В ту ночь Дублин надел маску столичного города. Пятеро молодых людей медленно шли по Стивенз-Грин[2] в легком облаке благовонного дыма. Они громко и весело болтали, и их плащи свободно спускались с плеч. Прохожие уступали им дорогу. На углу Грэфтон-Стрит небольшого роста толстяк подсаживал двух нарядно одетых женщин в автомобиль, за рулем которого сидел другой толстяк. Машина отъехала, и толстяк увидел компанию молодых людей.
— Андре!
— Да это Фарли!
Последовал поток бессвязных слов. Фарли был американец. Никто толком не знал, о чем идет разговор. Больше всех шумели Виллона и Ривьер, но и остальные были в сильном возбуждении. Они, все громко хохоча, влезли в автомобиль. Они ехали мимо толпы, тонувшей теперь в мягком сумраке, под веселый перезвон колоколов. Они сели в поезд на станции Уэстленд-Роу и, как показалось Джимми, через несколько секунд уже выходили с Кингзтаунского вокзала.
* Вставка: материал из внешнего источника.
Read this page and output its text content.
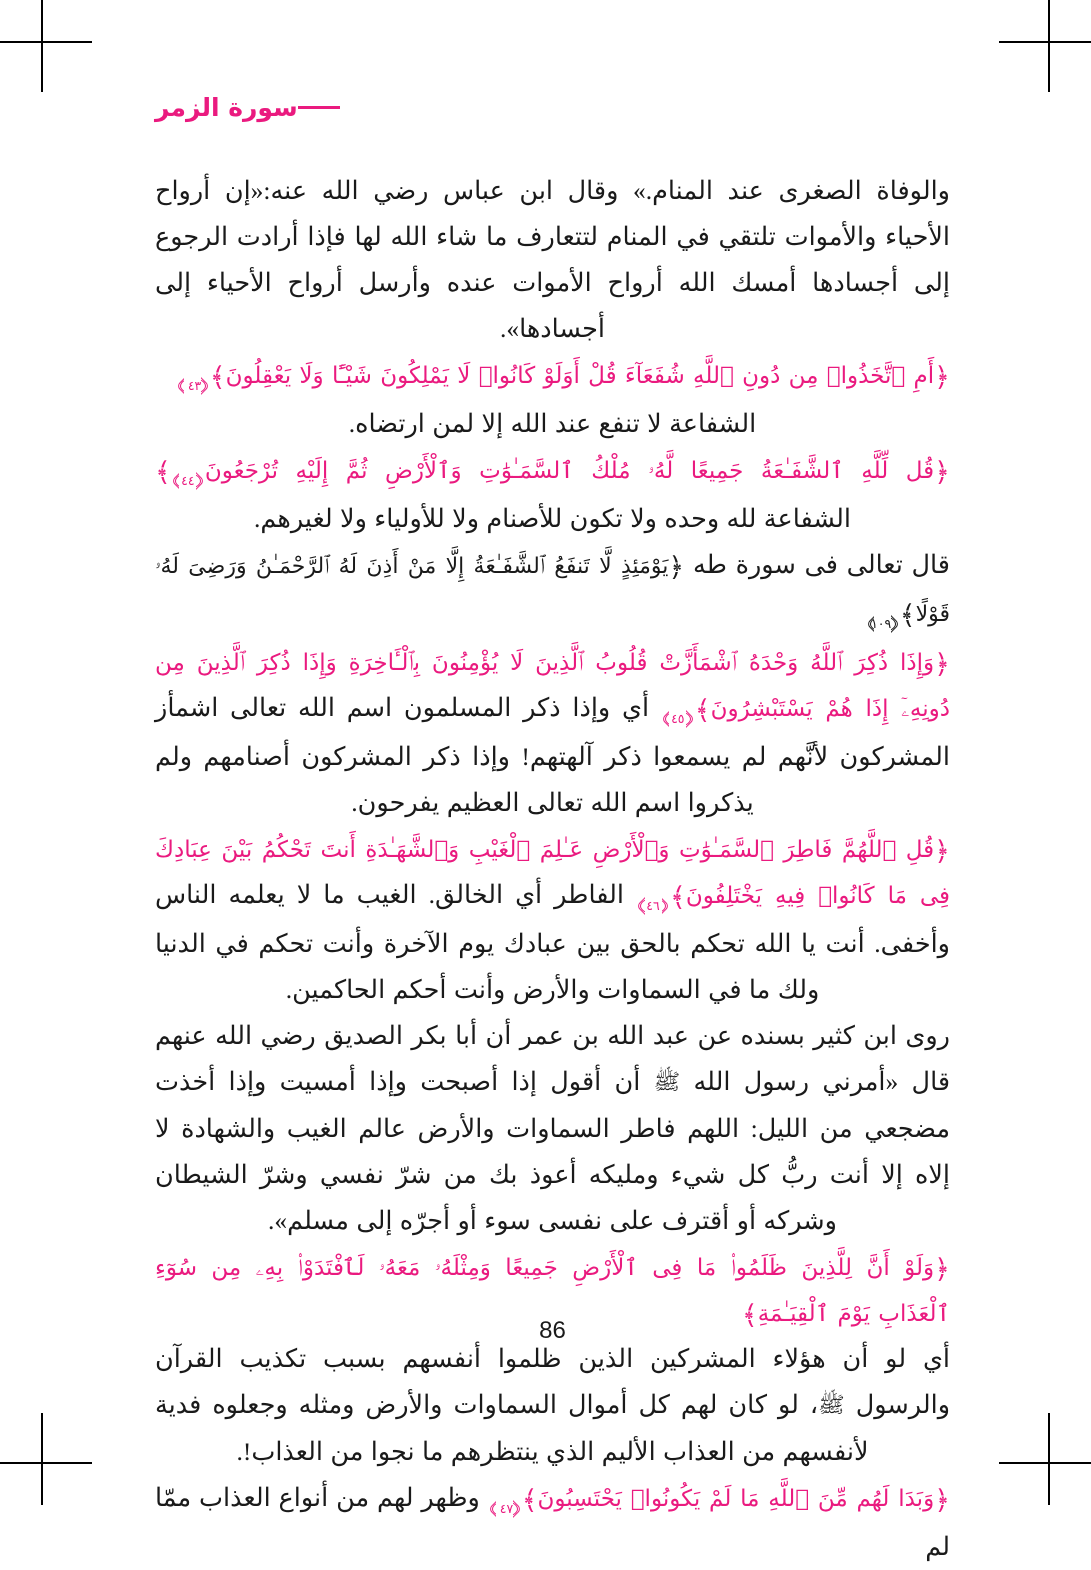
سورة الزمر

والوفاة الصغرى عند المنام.» وقال ابن عباس رضي الله عنه:«إن أرواح الأحياء والأموات تلتقي في المنام لتتعارف ما شاء الله لها فإذا أرادت الرجوع إلى أجسادها أمسك الله أرواح الأموات عنده وأرسل أرواح الأحياء إلى أجسادها».

﴿أَمِ ٱتَّخَذُوا۟ مِن دُونِ ٱللَّهِ شُفَعَآءَ قُلْ أَوَلَوْ كَانُوا۟ لَا يَمْلِكُونَ شَيْـًٔا وَلَا يَعْقِلُونَ﴾
٤٣

الشفاعة لا تنفع عند الله إلا لمن ارتضاه.

﴿قُل لِّلَّهِ ٱلشَّفَـٰعَةُ جَمِيعًا لَّهُۥ مُلْكُ ٱلسَّمَـٰوَٰتِ وَٱلْأَرْضِ ثُمَّ إِلَيْهِ تُرْجَعُونَ
٤٤
﴾ الشفاعة لله وحده ولا تكون للأصنام ولا للأولياء ولا لغيرهم.

قال تعالى فى سورة طه ﴿يَوْمَئِذٍ لَّا تَنفَعُ ٱلشَّفَـٰعَةُ إِلَّا مَنْ أَذِنَ لَهُ ٱلرَّحْمَـٰنُ وَرَضِىَ لَهُۥ قَوْلًا﴾
١٠٩

﴿وَإِذَا ذُكِرَ ٱللَّهُ وَحْدَهُ ٱشْمَأَزَّتْ قُلُوبُ ٱلَّذِينَ لَا يُؤْمِنُونَ بِٱلْـَٔاخِرَةِ وَإِذَا ذُكِرَ ٱلَّذِينَ مِن دُونِهِۦٓ إِذَا هُمْ يَسْتَبْشِرُونَ﴾
٤٥
أي وإذا ذكر المسلمون اسم الله تعالى اشمأز المشركون لأنَّهم لم يسمعوا ذكر آلهتهم! وإذا ذكر المشركون أصنامهم ولم يذكروا اسم الله تعالى العظيم يفرحون.

﴿قُلِ ٱللَّهُمَّ فَاطِرَ ٱلسَّمَـٰوَٰتِ وَٱلْأَرْضِ عَـٰلِمَ ٱلْغَيْبِ وَٱلشَّهَـٰدَةِ أَنتَ تَحْكُمُ بَيْنَ عِبَادِكَ فِى مَا كَانُوا۟ فِيهِ يَخْتَلِفُونَ﴾
٤٦
الفاطر أي الخالق. الغيب ما لا يعلمه الناس وأخفى. أنت يا الله تحكم بالحق بين عبادك يوم الآخرة وأنت تحكم في الدنيا ولك ما في السماوات والأرض وأنت أحكم الحاكمين.

روى ابن كثير بسنده عن عبد الله بن عمر أن أبا بكر الصديق رضي الله عنهم قال «أمرني رسول الله ﷺ أن أقول إذا أصبحت وإذا أمسيت وإذا أخذت مضجعي من الليل: اللهم فاطر السماوات والأرض عالم الغيب والشهادة لا إلاه إلا أنت ربُّ كل شيء ومليكه أعوذ بك من شرّ نفسي وشرّ الشيطان وشركه أو أقترف على نفسى سوء أو أجرّه إلى مسلم».

﴿وَلَوْ أَنَّ لِلَّذِينَ ظَلَمُوا۟ مَا فِى ٱلْأَرْضِ جَمِيعًا وَمِثْلَهُۥ مَعَهُۥ لَٱفْتَدَوْا۟ بِهِۦ مِن سُوٓءِ ٱلْعَذَابِ يَوْمَ ٱلْقِيَـٰمَةِ﴾

أي لو أن هؤلاء المشركين الذين ظلموا أنفسهم بسبب تكذيب القرآن والرسول ﷺ، لو كان لهم كل أموال السماوات والأرض ومثله وجعلوه فدية لأنفسهم من العذاب الأليم الذي ينتظرهم ما نجوا من العذاب!.

﴿وَبَدَا لَهُم مِّنَ ٱللَّهِ مَا لَمْ يَكُونُوا۟ يَحْتَسِبُونَ﴾
٤٧
وظهر لهم من أنواع العذاب ممّا لم

86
Старик контролер поклонился Джимми:
— Прекрасная ночь, сэр!
Была тихая летняя ночь, гавань, словно затемненное зеркало, лежала у их ног. Они стали спускаться, взявшись под руки, хором затянув «Cadet Roussel»[3], притопывая при каждом «Но! Но! Hohé, vraiment!»[4].
На пристани они сели в лодку и стали грести к яхте американца. Там их ждал ужин, музыка, карты. Виллона с чувством сказал:
— Восхитительно!
В каюте яхты стояло пианино. Виллона сыграл вальс для Фарли и Ривьера; Фарли танцевал за кавалера, а Ривьер — за даму. Затем — экспромтом — кадриль, причем молодые люди выдумывали новые фигуры. Сколько веселья! Джимми с рвением принимал в нем участие; вот это действительно жизнь. Потом Фарли запыхался и крикнул: «Стоп!» Лакей принес легкий ужин, и молодые люди, для приличия, сели за стол. Но выпили много: настоящее богемское. Они пили за Ирландию, за Англию, за Францию, за Венгрию, за Соединенные Штаты. Джимми сказал речь, длинную речь, и Виллона повторял: «Правильно! Правильно!» — как только тот делал паузу. Когда он кончил, все долго аплодировали. Хорошая, должно быть, вышла речь. Фарли хлопнул его по спине и громко расхохотался. Веселая компания! Как хорошо с ними!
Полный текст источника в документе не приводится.